Inheriting Tenants—5 Useful Tips to Make it Work!

When we think about inheriting something, we think of money, jewelry, a sense of humor, good looks, and so on. Inheritance comes with a positive view. While purchasing an already occupied property and inheriting tenants can be positive, it can also come with difficulties.

Inheriting tenants will test the best of us.  If you don’t have the mindset, an understanding of the situation, and skills to work with your newfound position positively, it can be fraught with problems, risks, and bad outcomes.

Here are some useful tips you can use to ensure a smooth transition with your inherited tenants.

#1—Having a Great Mindset

The first thing is to check your mindset about the situation.  Are you starting with an attitude of defeat, hardship, and waiting to “deal” with everyone?  If you go into your inherited situation with this mindset, it will be difficult.

Instead, work to adopt a mindset of what’s possible with your tenants. Then, taking over can be a smooth rollout with outcomes you desire—on-time rent payment, tenants who are respectful of the property, and long-term leases.

Having a mindset of what you can do to make a smooth transition starts with understanding what you can do to make inheriting tenants a positive experience for everyone.

#2—Get an Estoppel Certificate

First, as an owner inheriting tenants, you must be concerned with an Estoppel Certificate.

When a multifamily property owner is selling or refinancing the property, they will use an Estoppel Certificate. It’s an essential piece of buy or lender’s due diligence. It is a simple, one-page form that tenants fill out to let the new landlord know the terms of their lease—to the best of their knowledge.  (million acres—A Motley Fool Service, 2020, What Is an Estoppel Certificate, and When Might It be Required, (https://www.millionacres.com/real-estate-investing/commercial-real-estate/what-estoppel-certificate-and-when-might-it-be-required/)

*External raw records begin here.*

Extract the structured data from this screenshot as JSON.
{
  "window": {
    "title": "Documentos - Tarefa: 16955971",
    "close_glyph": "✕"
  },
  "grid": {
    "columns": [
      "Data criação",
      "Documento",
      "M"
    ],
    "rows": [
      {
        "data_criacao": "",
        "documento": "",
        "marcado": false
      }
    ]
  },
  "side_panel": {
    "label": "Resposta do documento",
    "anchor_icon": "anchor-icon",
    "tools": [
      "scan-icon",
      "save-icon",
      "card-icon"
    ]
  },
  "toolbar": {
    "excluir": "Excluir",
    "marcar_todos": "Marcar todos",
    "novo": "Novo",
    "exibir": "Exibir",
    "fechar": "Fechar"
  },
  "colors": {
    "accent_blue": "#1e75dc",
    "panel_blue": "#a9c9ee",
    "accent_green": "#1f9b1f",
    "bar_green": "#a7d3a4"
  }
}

*NOTE—Be sure to check with your attorney about an Estoppel Certificate. 

#3—Honoring the Current Lease

When taking on inherited tenants, you must honor the conditions of the lease they signed.  You are legally bound to stand for the lease until it expires. 

When the lease agreement expires, you will have two options—

1.  If you want them to stay as tenants, enter into a new lease agreement of your making

2.   If you no longer want them as tenants, you and your tenant are both free to end the lease when the lease agreement is up. However, if you terminate the lease, you must do so with the proper legal notice.

*NOTE:  If you have criteria for the kind of tenant you want, then you may be able to establish early on which tenants you wish to continue a lease with and which ones you don’t.  With the knowledge of knowing who you don’t want to continue the landlord-tenant relationship, you can get ahead and start screening new tenants, so they’re ready to move in when the unit becomes available. 

#4—Screening Inherited Tenants

Many landlords don’t screen current tenants for a few reasons—they don’t screen them because they don’t know to, don’t want to upset anyone, or the lease renewal is coming up soon, and feel they can wait until then to screen them.

After going through the previous owner’s tenant records, you may be satisfied with the tenants as they appear on paper. However, being confident with them on paper doesn’t mean that you shouldn’t do all you can to build a good relationship with them from the beginning.

  • You can consider interviewing each of them—meet them and learn about them.  Show interest in your tenants’ lives and find out if they have any requests as you take over. Of course, listening to their requests doesn’t mean that you can or will fulfill them, but you may learn ways to improve your property by listening sincerely.
  • Another suggestion is to send a letter to each tenant before taking over the property or when you start.  Introduce yourself, your company, and let them know that you’re now responsible for all day-to-day operations of the property–answering all maintenance requests, lease questions, and anything to do with their tenancy.

There can’t ever be too much communication.  Starting your relationship with inherited tenants will significantly depend on the contact you provide.  The more they know you, like you, and trust you, the better chance you have for a smooth transition and a happy outcome for everyone.

#5—Raising Rent on Inherited Tenants

Of course, you must abide by the lease agreement and the rent specified until the agreement expires.

There are two options to consider:

  • You can raise the rent on your inherited tenants as soon as their lease is up. However, if you decide to do this, you may have empty units because inherited tenants may not pay your rent increase and will have to move.

If you plan to raise the rent on inherited tenants when their lease is up, have a plan and be prepared for how you will fill the vacancies at your new rent price.

  • Another option is to keep the rent the same for existing tenants when their lease is up, giving them some time to plan (maybe for another six months–this can be stipulated in the new lease agreement) and raise the rent for new tenants.  Operating this way may give you some time to transition to your new role because you won’t worry about too many vacancies.

A Final Thought

If you find yourself inheriting tenants, go after it with a great attitude, know what options are available to make the transition smooth, and always do your best to communicate with your tenants.

There is so much to gain for you and your inherited tenants if you embrace the situation.